Se pose alors la question de la généralisation de ce cadre théorique à d'autres études sur l'apprentissage en situations de travail, que ce soit du point de vue de la modélisation de l'activité, ou de son contexte de réalisation.

La caractérisation des actions repose sur deux critères :

  • les modes de contrôle et de coordination de l'activité (modalités)

  • l'intentionnalité de ces actions (finalités).

Le premier critère semble pertinent pour l'étude de l'apprentissage de nombreux métiers. Les quatre modalités définies (conventionnelle, téléologique, routinière, automatique) permettent sans doute de caractériser une grande variété de types d'actions, des plus répétitives aux plus inhabituelles, selon des finesses de description différentes. Dans la présente étude, la modalité automatique n'apparaît pas dans la mesure où le niveau de description n'est sans soute pas assez fin pour pouvoir détecter et caractériser des automatismes. En effet, nous avons considéré qu'un niveau de description plus fin n'aurait pas été très pertinent pour étudier une activité de conduite de projet qui se déploie dans des horizons temporels importants. Mais dans le cas d'une activité d'opérateur, caractérisée par une temporalité beaucoup plus courte et des tâches plus répétitives, la modalité automatique est sûrement plus essentielle au métier.

Le critère d'intentionnalité des actions est plus problématique, ceci pour deux raisons.

  • Nous avons opté pour une définition de l'action dite délibérée, c'est à dire que l'on a considéré qu'une action est causée par une intention consciente de l'acteur. Si ce choix nous semble pertinent dans le cas d'un élève-ingénieur de production, il n'est pas sûr qu'il soit adapté à l'étude de l'apprentissage de métiers où la cause de l'action étant plus souvent à trouver dans une réaction habituée à l'environnement. Il faudrait peut être dans ce cas, revenir à une définition de l'intentionnalité plus fondamentale, une action n'étant plus alors définie comme une séquence d'événements subjectifs orientés par un but conscient, mais par un point terminal.
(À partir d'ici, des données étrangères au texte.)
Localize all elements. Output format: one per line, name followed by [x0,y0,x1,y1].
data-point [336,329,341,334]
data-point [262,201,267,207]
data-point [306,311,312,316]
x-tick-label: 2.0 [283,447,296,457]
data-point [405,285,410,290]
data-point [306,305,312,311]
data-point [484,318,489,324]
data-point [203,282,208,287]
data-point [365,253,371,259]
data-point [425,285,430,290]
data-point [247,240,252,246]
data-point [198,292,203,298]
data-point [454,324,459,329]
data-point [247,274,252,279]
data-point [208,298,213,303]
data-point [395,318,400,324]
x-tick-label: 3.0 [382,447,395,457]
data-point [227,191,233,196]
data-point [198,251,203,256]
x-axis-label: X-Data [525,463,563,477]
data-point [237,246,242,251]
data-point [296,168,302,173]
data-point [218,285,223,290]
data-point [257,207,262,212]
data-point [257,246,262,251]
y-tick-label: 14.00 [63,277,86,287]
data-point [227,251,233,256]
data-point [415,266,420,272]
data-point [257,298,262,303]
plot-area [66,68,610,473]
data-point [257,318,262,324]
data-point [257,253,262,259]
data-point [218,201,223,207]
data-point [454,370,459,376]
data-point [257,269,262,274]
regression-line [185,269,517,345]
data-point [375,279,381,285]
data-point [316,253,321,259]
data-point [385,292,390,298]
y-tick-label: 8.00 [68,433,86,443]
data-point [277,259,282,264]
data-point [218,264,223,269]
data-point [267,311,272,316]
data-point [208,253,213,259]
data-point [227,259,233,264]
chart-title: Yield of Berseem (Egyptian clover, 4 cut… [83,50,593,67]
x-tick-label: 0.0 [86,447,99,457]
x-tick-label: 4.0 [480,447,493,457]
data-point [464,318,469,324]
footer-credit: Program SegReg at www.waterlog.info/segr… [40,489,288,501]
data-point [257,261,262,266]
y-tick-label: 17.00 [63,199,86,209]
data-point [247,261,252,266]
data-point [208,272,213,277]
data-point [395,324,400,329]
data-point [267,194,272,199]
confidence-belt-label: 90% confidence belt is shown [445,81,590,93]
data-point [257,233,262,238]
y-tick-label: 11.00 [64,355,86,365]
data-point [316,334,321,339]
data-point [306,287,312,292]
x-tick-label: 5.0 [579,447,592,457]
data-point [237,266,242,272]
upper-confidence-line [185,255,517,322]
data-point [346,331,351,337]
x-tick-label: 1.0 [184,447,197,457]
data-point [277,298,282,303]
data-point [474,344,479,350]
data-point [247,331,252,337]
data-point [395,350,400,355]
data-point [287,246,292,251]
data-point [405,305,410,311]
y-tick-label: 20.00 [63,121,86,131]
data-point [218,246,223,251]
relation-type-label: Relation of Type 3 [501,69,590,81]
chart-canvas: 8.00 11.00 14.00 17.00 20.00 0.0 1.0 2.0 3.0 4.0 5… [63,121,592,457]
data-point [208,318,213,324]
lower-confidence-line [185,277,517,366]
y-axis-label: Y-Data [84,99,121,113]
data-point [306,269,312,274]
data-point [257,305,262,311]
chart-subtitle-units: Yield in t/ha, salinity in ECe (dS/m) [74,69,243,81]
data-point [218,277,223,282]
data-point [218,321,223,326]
  • Le deuxième problème porte sur les finalités caractéristiques du métier étudié. Notre hypothèse est que ces finalités sont peut-être moins spécifiques à un domaine professionnel (production, commercial, conception, finance, etc.), qu'à un niveau de responsabilité effective99 de cadre. On définit ici un cadre comme toute personne ayant la responsabilité de faire fonctionner et améliorer une structure socio-technique de l'entreprise (ensemble organisé d'acteurs et d'artefacts). Si l'on suit cette définition, la plupart des cadres est a priori concernée par les six finalités décrites100. Il serait donc intéressant de tester la pertinence de ces finalités dans d'autres domaines.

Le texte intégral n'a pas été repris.